We prayed at the field where Shadi, pictured right center, was making his first return visit. Hazem, age 15, and Alma, age 11, were part of his extended family. Pain that’s shared feels more right-sized. And Sabah, pictured with us, left center, who hopes to go to Med School in Europe, told us about her father’s best friend’s uncle who is Syrian, also Druze, who is currently letting IDF soldiers lodge in his home in return for the food they’re providing. Basic human decency and dignity can and do abide among the good-hearted.
This week’s portion of Torah includes the Ten Commandments. And it’s named for a fellow-traveler of a different faith, Yitro. He’s a Midianite Priest. And yet, he teaches Moses, coaching him on how to delegate leadership more effectively. That is, he turns Moses our teacher into Moses the learner. And, of course, the very best teachers are the best learners. Yitro’s advice attends to Moses’ emotional state. “You’ll surely wear yourself out” (Ex. 18:18) if you don’t share burdens. How true and timely.
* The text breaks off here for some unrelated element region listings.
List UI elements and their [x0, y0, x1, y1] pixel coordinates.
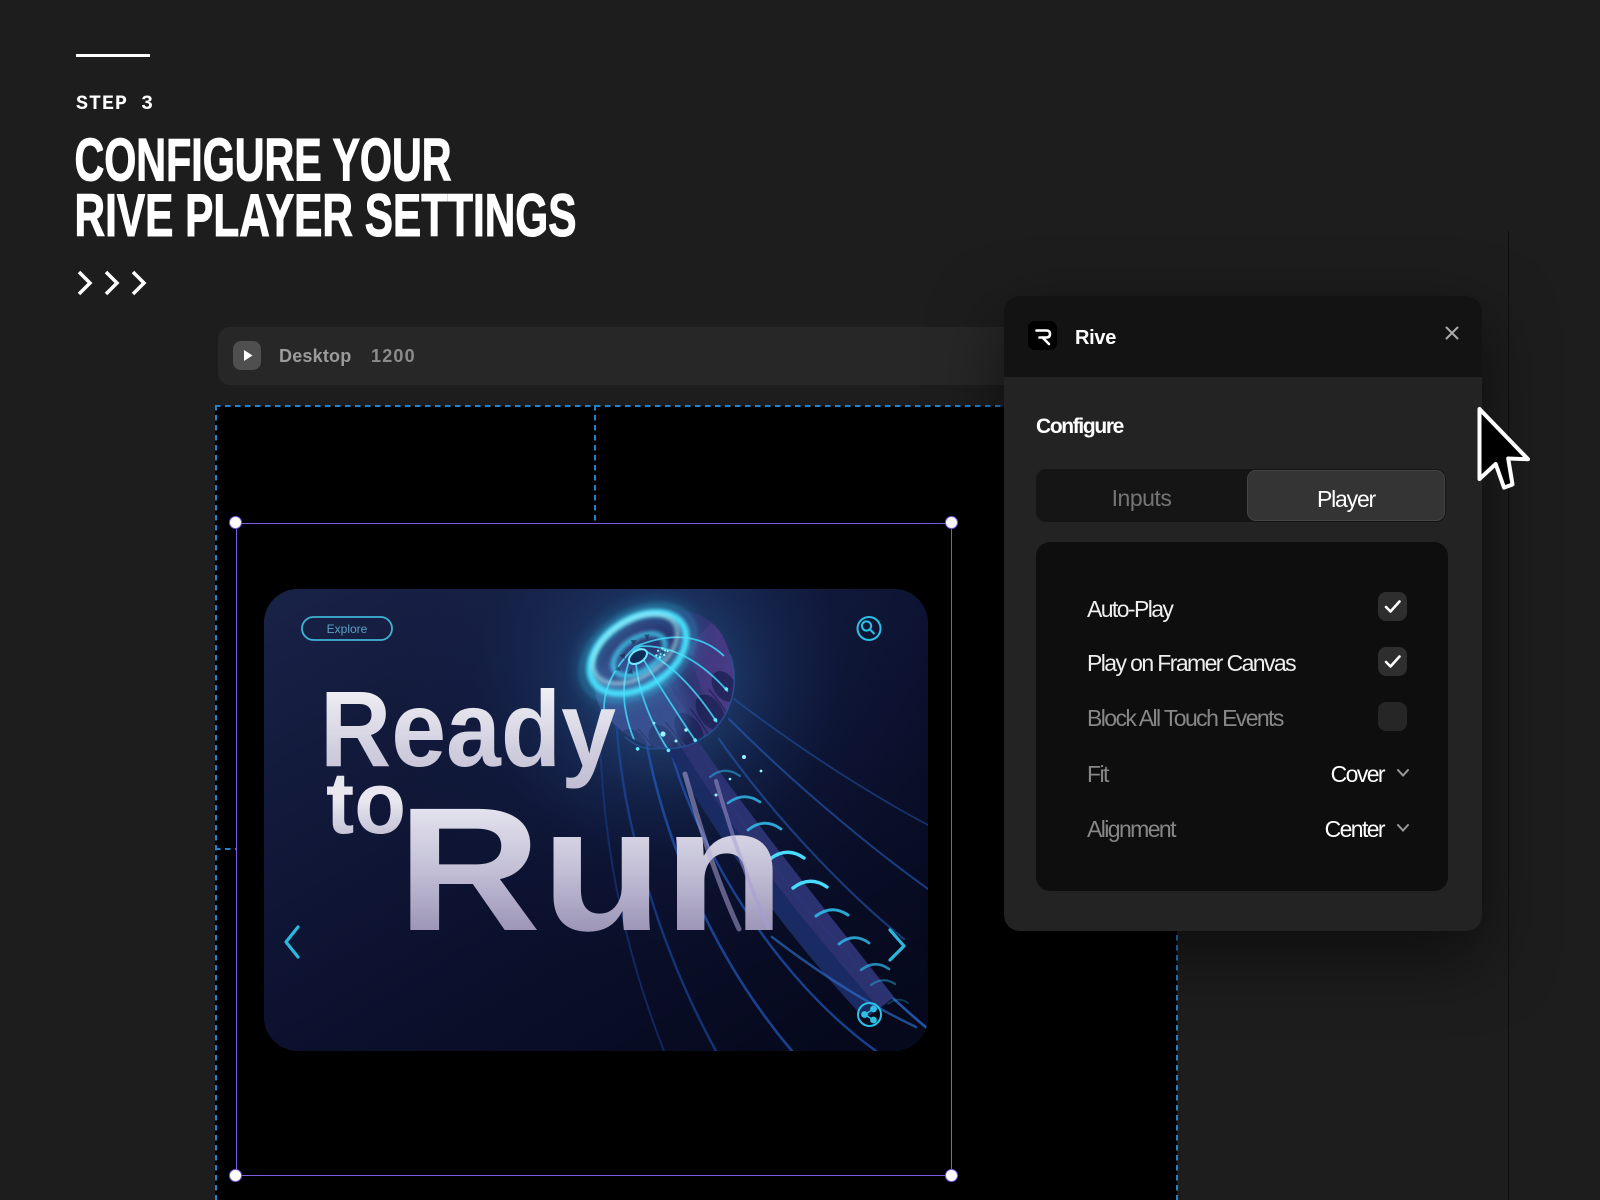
svg-text:RIVE PLAYER SETTINGS: RIVE PLAYER SETTINGS	[75, 182, 577, 249]
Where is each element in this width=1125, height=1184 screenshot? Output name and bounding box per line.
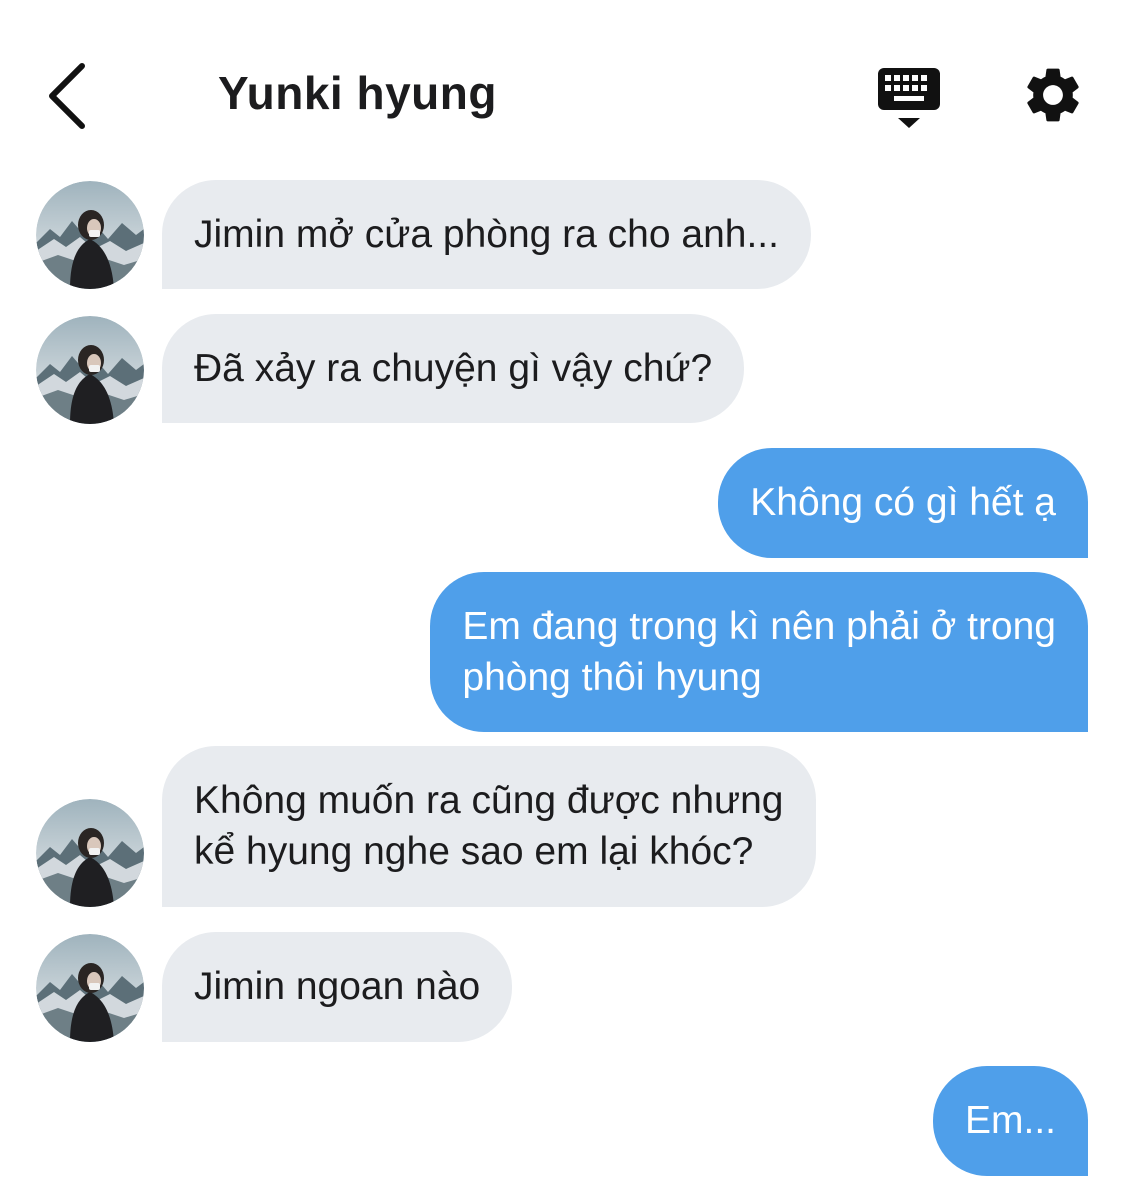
message-text: Em... bbox=[964, 1099, 1056, 1142]
avatar-image bbox=[36, 934, 144, 1042]
avatar[interactable] bbox=[36, 799, 144, 907]
avatar-image bbox=[36, 799, 144, 907]
avatar-image bbox=[36, 181, 144, 289]
outgoing-message-bubble[interactable]: Em đang trong kì nên phải ở trong phòng … bbox=[430, 572, 1088, 732]
message-text: Không có gì hết ạ bbox=[750, 481, 1056, 524]
message-list[interactable]: Jimin mở cửa phòng ra cho anh... Đã xảy … bbox=[0, 0, 1125, 1184]
incoming-message-bubble[interactable]: Jimin mở cửa phòng ra cho anh... bbox=[162, 180, 811, 289]
message-text-line: Không muốn ra cũng được nhưng bbox=[194, 779, 784, 822]
outgoing-message-bubble[interactable]: Em... bbox=[932, 1066, 1088, 1176]
message-text: Đã xảy ra chuyện gì vậy chứ? bbox=[194, 347, 713, 390]
avatar-image bbox=[36, 316, 144, 424]
message-text: Jimin mở cửa phòng ra cho anh... bbox=[194, 213, 779, 256]
avatar[interactable] bbox=[36, 316, 144, 424]
incoming-message-bubble[interactable]: Không muốn ra cũng được nhưng kể hyung n… bbox=[162, 746, 816, 907]
outgoing-message-bubble[interactable]: Không có gì hết ạ bbox=[718, 448, 1088, 558]
incoming-message-bubble[interactable]: Đã xảy ra chuyện gì vậy chứ? bbox=[162, 314, 745, 423]
message-text-line: kể hyung nghe sao em lại khóc? bbox=[194, 830, 754, 873]
avatar[interactable] bbox=[36, 934, 144, 1042]
message-text-line: phòng thôi hyung bbox=[462, 656, 762, 699]
avatar[interactable] bbox=[36, 181, 144, 289]
message-text: Jimin ngoan nào bbox=[194, 965, 481, 1008]
incoming-message-bubble[interactable]: Jimin ngoan nào bbox=[162, 932, 513, 1042]
message-text-line: Em đang trong kì nên phải ở trong bbox=[462, 605, 1056, 648]
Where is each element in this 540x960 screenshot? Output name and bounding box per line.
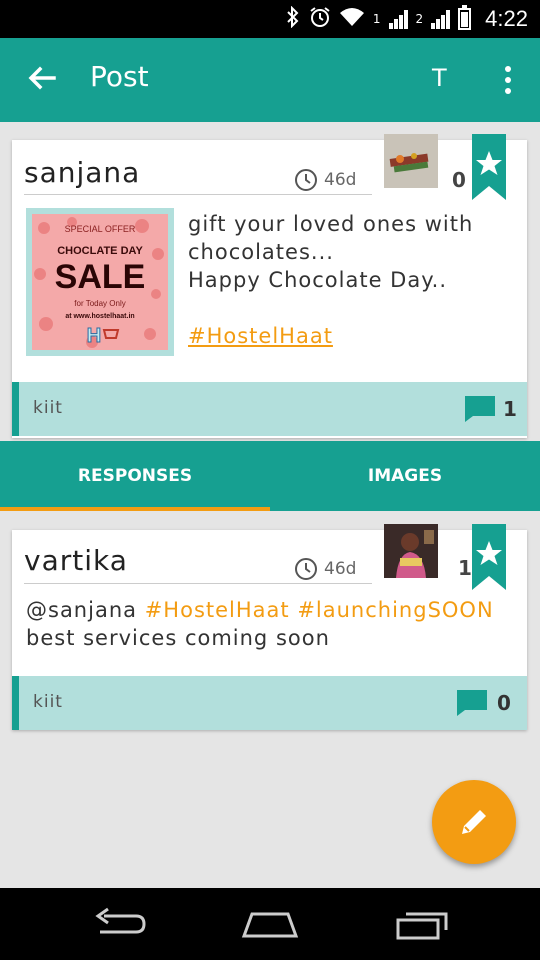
post-comment-count[interactable]: 1 (503, 397, 517, 421)
post-text-line-3: Happy Chocolate Day.. (188, 268, 447, 292)
hashtag-link[interactable]: #HostelHaat (188, 324, 333, 348)
post-image[interactable]: SPECIAL OFFER CHOCLATE DAY SALE for Toda… (26, 208, 174, 356)
response-like-count: 1 (458, 556, 472, 580)
app-bar: Post T (0, 38, 540, 122)
image-text-1: SPECIAL OFFER (65, 224, 136, 234)
tab-indicator (0, 507, 270, 511)
image-text-2: CHOCLATE DAY (57, 245, 143, 257)
hashtag-link[interactable]: #HostelHaat (145, 598, 290, 622)
t-button[interactable]: T (432, 64, 447, 92)
arrow-back-icon (28, 66, 56, 90)
status-icons: 1 2 4:22 (285, 4, 528, 34)
signal-icon-2 (431, 9, 451, 29)
comment-icon[interactable] (465, 396, 495, 422)
post-like-count: 0 (452, 168, 466, 192)
page-title: Post (90, 60, 149, 93)
post-username[interactable]: sanjana (24, 156, 140, 189)
post-thumbnail[interactable] (384, 134, 438, 188)
response-text-line-2: best services coming soon (26, 626, 330, 650)
clock-icon (295, 558, 317, 580)
post-body: gift your loved ones with chocolates... … (188, 210, 473, 350)
image-text-3: SALE (55, 258, 146, 296)
response-card: vartika 46d 1 @sanjana #HostelHaat #laun… (12, 524, 527, 730)
comment-icon[interactable] (457, 690, 487, 716)
status-time: 4:22 (485, 6, 528, 31)
post-time: 46d (294, 168, 356, 192)
battery-icon (458, 5, 472, 30)
post-time-text: 46d (324, 170, 357, 190)
tab-images[interactable]: IMAGES (270, 441, 540, 511)
nav-home-icon[interactable] (240, 906, 300, 942)
nav-back-icon[interactable] (90, 906, 150, 942)
more-vert-icon[interactable] (496, 62, 520, 98)
image-text-4: for Today Only (74, 299, 125, 308)
image-text-5: at www.hostelhaat.in (65, 313, 134, 320)
response-comment-count[interactable]: 0 (497, 691, 511, 715)
alarm-icon (309, 6, 331, 33)
bluetooth-icon (285, 5, 301, 33)
system-nav-bar (0, 888, 540, 960)
post-footer: kiit 1 (12, 382, 527, 436)
post-card: sanjana 46d 0 SPECIAL OFFER CHOCLATE DAY (12, 134, 527, 438)
compose-fab-button[interactable] (432, 780, 516, 864)
post-footer-label: kiit (33, 398, 63, 418)
wifi-icon (339, 7, 365, 32)
hashtag-link-2[interactable]: #launchingSOON (297, 598, 493, 622)
username-divider (24, 583, 372, 584)
clock-icon (295, 169, 317, 191)
response-username[interactable]: vartika (24, 544, 128, 577)
sim1-label: 1 (372, 12, 381, 26)
image-logo-text: H (87, 325, 101, 347)
status-bar: 1 2 4:22 (0, 0, 540, 38)
response-footer-label: kiit (33, 692, 63, 712)
response-body: @sanjana #HostelHaat #launchingSOON best… (26, 596, 494, 652)
response-time: 46d (294, 557, 356, 581)
tab-bar: RESPONSES IMAGES (0, 441, 540, 511)
mention-link[interactable]: @sanjana (26, 598, 137, 622)
nav-recents-icon[interactable] (392, 906, 452, 942)
response-avatar[interactable] (384, 524, 438, 578)
response-time-text: 46d (324, 559, 357, 579)
tab-responses[interactable]: RESPONSES (0, 441, 270, 511)
back-button[interactable] (22, 58, 62, 98)
post-text-line-1: gift your loved ones with (188, 212, 474, 236)
post-text-line-2: chocolates... (188, 240, 334, 264)
sim2-label: 2 (415, 12, 424, 26)
star-ribbon-icon[interactable] (472, 134, 506, 200)
star-ribbon-icon[interactable] (472, 524, 506, 590)
username-divider (24, 194, 372, 195)
response-footer: kiit 0 (12, 676, 527, 730)
pencil-icon (462, 810, 486, 834)
signal-icon (388, 9, 408, 29)
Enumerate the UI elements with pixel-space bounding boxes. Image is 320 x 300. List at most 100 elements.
We’re a lot better at spotting our enemies than at embracing our friends. This is probably important for our safety. But identifying our friends is also important for our sanity.
We’d best not let the cruel habits of those who seek our harm tune our hearts to cruelty. It’s the emotional equivalent of shrapnel, that dents and disfigures our beliefs in people. Yes, we’re too experienced to be naive. But we’re also too experienced to be misled. Yitro inspires Moses. Those who make up the Druze faith inspire hope that our future will feature dignified coexistence.
Shared hugs are a lot more healing for our hearts and our faiths.